By 1979, KPIX had outgrown its studios at Van Ness and Greenwich. There were so many shows and people working there, KPIX had to rent out space in a building across the street. It was time to move once again.
The station packed up the studios and headed to 855 Battery Street. The five-story building was an old warehouse for the American Biscuit Company, later known as the National Biscuit Company, Nabisco for short.
Where cookies and candy were once made, KPIX now made the news.
“The first thing that struck me when I walked in was that it was beautiful, clean, and there were so many people,” remarked former anchor and reporter Kate Kelly.
Over these last decades, from the station’s current 855 Battery home, KPIX has covered Bay Area news, weather, sports, social unrest, technology, politics, lifestyles, entertainment, the environment, AIDS, papal visits, human tragedies, fires, droughts, catastrophes, and triumphs.
Breaking news was always the main focus.
“When a big breaker would happen, you’d hear it immediately; the whole newsroom, the decibels would go up. The executive producer and the news director would come out of their offices there would be bells ringing on the teletype machines,” said Kelly.

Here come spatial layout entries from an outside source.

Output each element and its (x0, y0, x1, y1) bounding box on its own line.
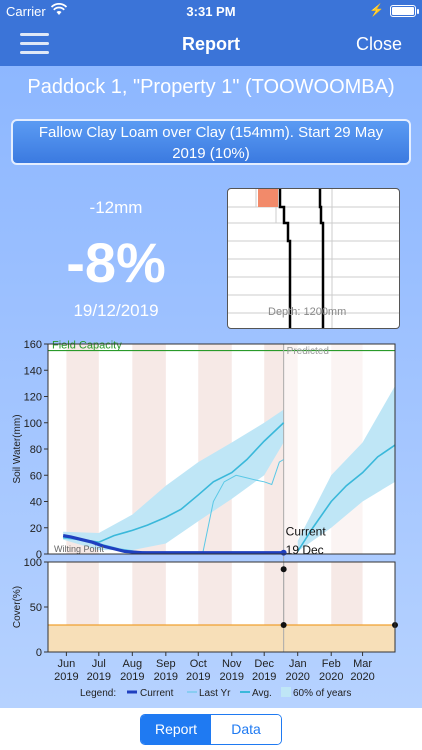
page-title: Report (182, 34, 240, 54)
current-date-label: 19 Dec (286, 543, 324, 557)
y-tick-label: 100 (24, 418, 42, 430)
paddock-title: Paddock 1, "Property 1" (TOOWOOMBA) (27, 76, 395, 98)
nav-bar: Report Close (0, 22, 422, 66)
close-button[interactable]: Close (355, 34, 402, 54)
profile-depth-label: Depth: 1200mm (268, 306, 346, 318)
series-current (62, 534, 284, 555)
band-60pct (63, 409, 284, 551)
soil-water-frame (47, 343, 396, 555)
cover-tick-label: 0 (36, 647, 42, 659)
legend-band: 60% of years (293, 688, 351, 699)
y-tick-label: 0 (36, 549, 42, 561)
series-avg (63, 422, 285, 544)
predicted-label: Predicted (287, 346, 329, 357)
crop-line-1: Fallow Clay Loam over Clay (154mm). Star… (38, 124, 384, 141)
x-tick-year: 2020 (350, 671, 374, 683)
x-tick-month: Dec (254, 658, 274, 670)
band-60pct (297, 386, 395, 552)
month-shade (66, 344, 99, 554)
soil-profile-panel[interactable]: Depth: 1200mm (227, 188, 400, 329)
profile-capacity-line (318, 189, 325, 328)
cover-point (280, 566, 287, 573)
legend-current: Current (140, 688, 174, 699)
tab-data[interactable]: Data (211, 715, 281, 744)
x-tick-month: Jan (289, 658, 307, 670)
x-tick-month: Nov (222, 658, 242, 670)
x-tick-year: 2020 (319, 671, 343, 683)
crop-line-2: 2019 (10%) (172, 145, 250, 162)
x-tick-year: 2020 (285, 671, 309, 683)
y-tick-label: 160 (24, 339, 42, 351)
x-tick-year: 2019 (252, 671, 276, 683)
profile-wet-layer (258, 189, 278, 207)
clock: 3:31 PM (186, 4, 236, 19)
x-tick-month: Aug (123, 658, 143, 670)
wilting-point-label: Wilting Point (54, 544, 105, 554)
x-tick-month: Jun (58, 658, 76, 670)
x-tick-month: Jul (92, 658, 106, 670)
soil-water-mm: -12mm (89, 198, 143, 217)
legend-title: Legend: (80, 688, 116, 699)
view-segmented-control: Report Data (140, 714, 282, 745)
cover-tick-label: 100 (24, 557, 42, 569)
y-tick-label: 80 (30, 444, 42, 456)
legend-swatch-band (281, 687, 291, 697)
tab-report[interactable]: Report (141, 715, 211, 744)
status-bar: Carrier 3:31 PM ⚡ (0, 0, 422, 22)
carrier-label: Carrier (6, 4, 46, 19)
cover-axis-label: Cover(%) (12, 586, 23, 628)
y-tick-label: 140 (24, 365, 42, 377)
cover-tick-label: 50 (30, 602, 42, 614)
wifi-icon (50, 3, 68, 19)
crop-details-button[interactable]: Fallow Clay Loam over Clay (154mm). Star… (11, 119, 411, 165)
y-tick-label: 60 (30, 470, 42, 482)
x-tick-month: Sep (156, 658, 176, 670)
legend-avg: Avg. (252, 688, 272, 699)
x-tick-year: 2019 (186, 671, 210, 683)
y-axis-label: Soil Water(mm) (12, 414, 23, 483)
x-tick-year: 2019 (87, 671, 111, 683)
x-tick-year: 2019 (120, 671, 144, 683)
series-avg (297, 444, 396, 552)
cover-frame (47, 561, 396, 653)
y-tick-label: 20 (30, 523, 42, 535)
field-capacity-label: Field Capacity (52, 340, 122, 352)
charging-icon: ⚡ (369, 3, 384, 17)
y-tick-label: 120 (24, 392, 42, 404)
y-tick-label: 40 (30, 497, 42, 509)
x-tick-year: 2019 (154, 671, 178, 683)
soil-water-percent: -8% (66, 231, 166, 294)
x-tick-year: 2019 (54, 671, 78, 683)
legend-last-year: Last Yr (199, 688, 231, 699)
cover-point (280, 622, 287, 628)
x-tick-month: Oct (190, 658, 207, 670)
current-label: Current (286, 525, 327, 539)
chart-svg: 0 20 40 60 80 100 120 140 160 Field Capacity Predi… (12, 339, 398, 699)
report-date: 19/12/2019 (73, 301, 159, 320)
battery-icon (390, 5, 419, 17)
x-tick-month: Mar (353, 658, 372, 670)
x-tick-month: Feb (322, 658, 341, 670)
cover-fill (48, 625, 395, 652)
soil-water-chart: 0 20 40 60 80 100 120 140 160 Field Capacity Predi… (0, 274, 422, 699)
soil-profile-graphic: Depth: 1200mm (228, 189, 399, 328)
x-tick-year: 2019 (220, 671, 244, 683)
menu-icon[interactable] (20, 33, 49, 55)
profile-current-line (278, 189, 292, 328)
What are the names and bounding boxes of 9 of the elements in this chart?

Perhaps some might remember a signature feature of those broadcasts: The Eyewitness Newsreel at the end of every show.
Aside from Bay Area and national news, KPIX delivered news from across the globe, including the occupied territories, East Germany during the fall of the Berlin Wall, the Soviet Union, Romania, Afghanistan, Iraq, Honduras and countries on the African continent.
Former anchor Dana King traveled to Rwanda to report on the horrific genocide.
“Helping people understand what happened, why it happened, who it happened to and to also understand that it could happen anywhere,” explained King.
Before the newsroom became digital, crews lugged around big recorders and portable cameras in the field. The tape became smaller and smaller. At the same time, computers came to the newsroom.
“We kept the typewriters in case the computers crashed and, in fact, one day they did,” recalled Tokuda.
Today, staffers still walk by one old IBM typewriter in the newsroom, stashed next to the Xerox machine, near the office supplies.
The technology kept improving. It got smaller, better and faster.
“We had to change our game and we had to change the way we told our news,” said Tokuda. “It became more immediate.”
These days? Just ask former anchor and reporter Hank Plante.
“You can do a live shot in a newscast using an iPhone and you can put it on a selfie stick and you can do that from anywhere in the world,” said Plante.
Now, we stream news updates all day long on nine digital platforms. Exclusive cameras on top of the Salesforce Tower, as well as Sky Drone 5, provide unparalleled views
Whether it be breaking news, weather, sports, consumer coverage, original or investigative reports — we’ve got you covered.